The farm itself is about 75 acres and both the house and the land are preserved forever, as the development rights have been sold as part of an open space program so that no one can ever use the land for anything but farmland. The town has preserved a great deal of their farmland in this way - our friend's aunt was telling us that they voted three times to add more money to the funding for this purpose. She and her husband were instrumental in starting the program.
We arrived at around 2:30 and didn't leave until after 8 p.m. when the dusk was falling and the kids were lighting sparklers that someone had brought. In between we sat in the back yard, watching the children of various ages running and playing, listening to the music, enjoying the food.
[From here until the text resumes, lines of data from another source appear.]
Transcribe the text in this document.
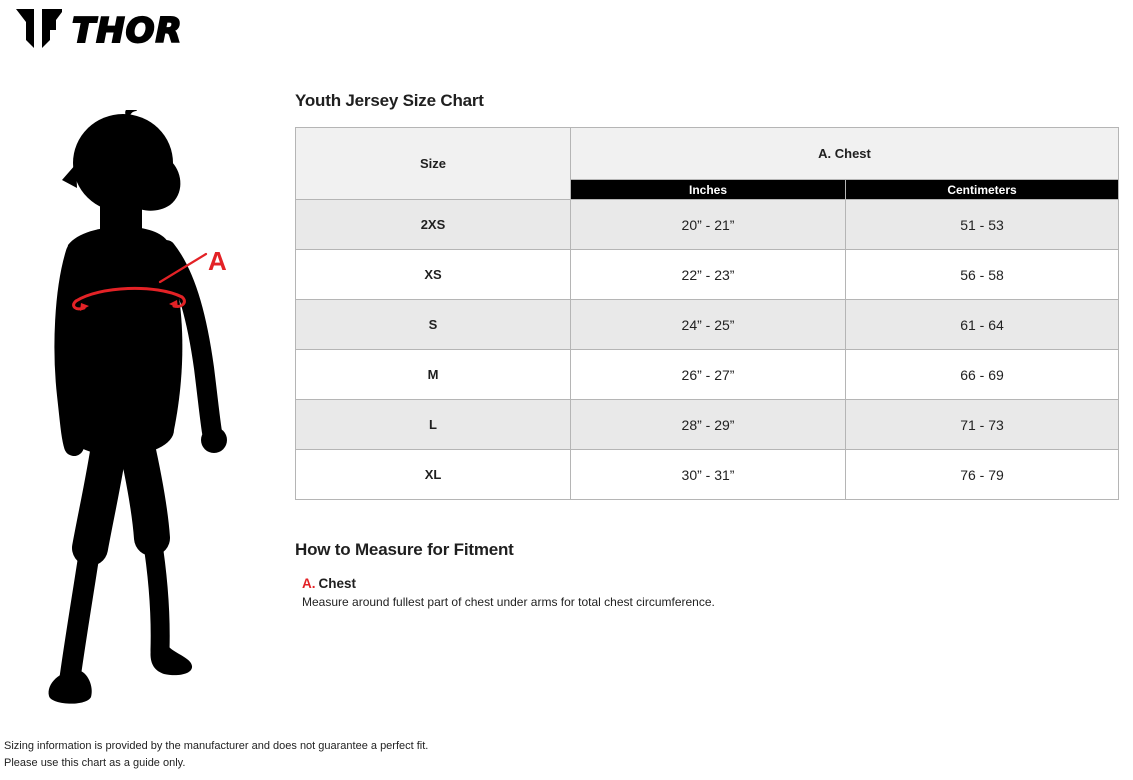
THOR
A
Youth Jersey Size Chart
Size	A. Chest	
	Inches	Centimeters
2XS	20” - 21”	51 - 53
XS	22” - 23”	56 - 58
S	24” - 25”	61 - 64
M	26” - 27”	66 - 69
L	28” - 29”	71 - 73
XL	30” - 31”	76 - 79
How to Measure for Fitment
A. Chest
Measure around fullest part of chest under arms for total chest circumference.
Sizing information is provided by the manufacturer and does not guarantee a perfect fit.
Please use this chart as a guide only.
There were fresh, just-picked strawberries from a neighboring farm, burgers and sausages, and various side dishes that everyone had brought. There were three cakes for the birthday celebration. Despite my original plan to try to lose weight over the weekend, I know it just isn't going to happen. Not after eating two pieces of awesome carrot cake and a piece of wonderful chocolate cake, both homemade.
The farm is only partly used for farming these days...they grow hay and also, for their own use and that of their friends, a mixture of vegetables, including corn, tomatoes, beans and eggplant. We took a walk around the garden section and meandered around the house looking at the old stone foundations and walls. The kitchen was redone not long ago but old beams from a barn were used in the ceiling so the kitchen fits right in with the rest of the house. The original huge fireplace is still there, with its 300-year-old wooden beam across the top.
While sitting outside looking over the group of people enjoying the day, I could easily imagine the various generations of people who had lived and loved in this house and farmed this land. There were trees that were young when the Revolution took place, with gnarled branches stretching out from wizened trunks that were probably 15 feet in circumference. There were old hand built stone walls surrounding the yard. And we were told that there once was a cellar that hid runaway slaves during the Civil War, now paved over.
When the time came to leave, it was hard to go. But it was getting dark, the mosquitoes were coming out, and we had to get home to feed our dog. But it is nice to know that such a place still exists and that it is being taken care of so well and enjoyed by so many.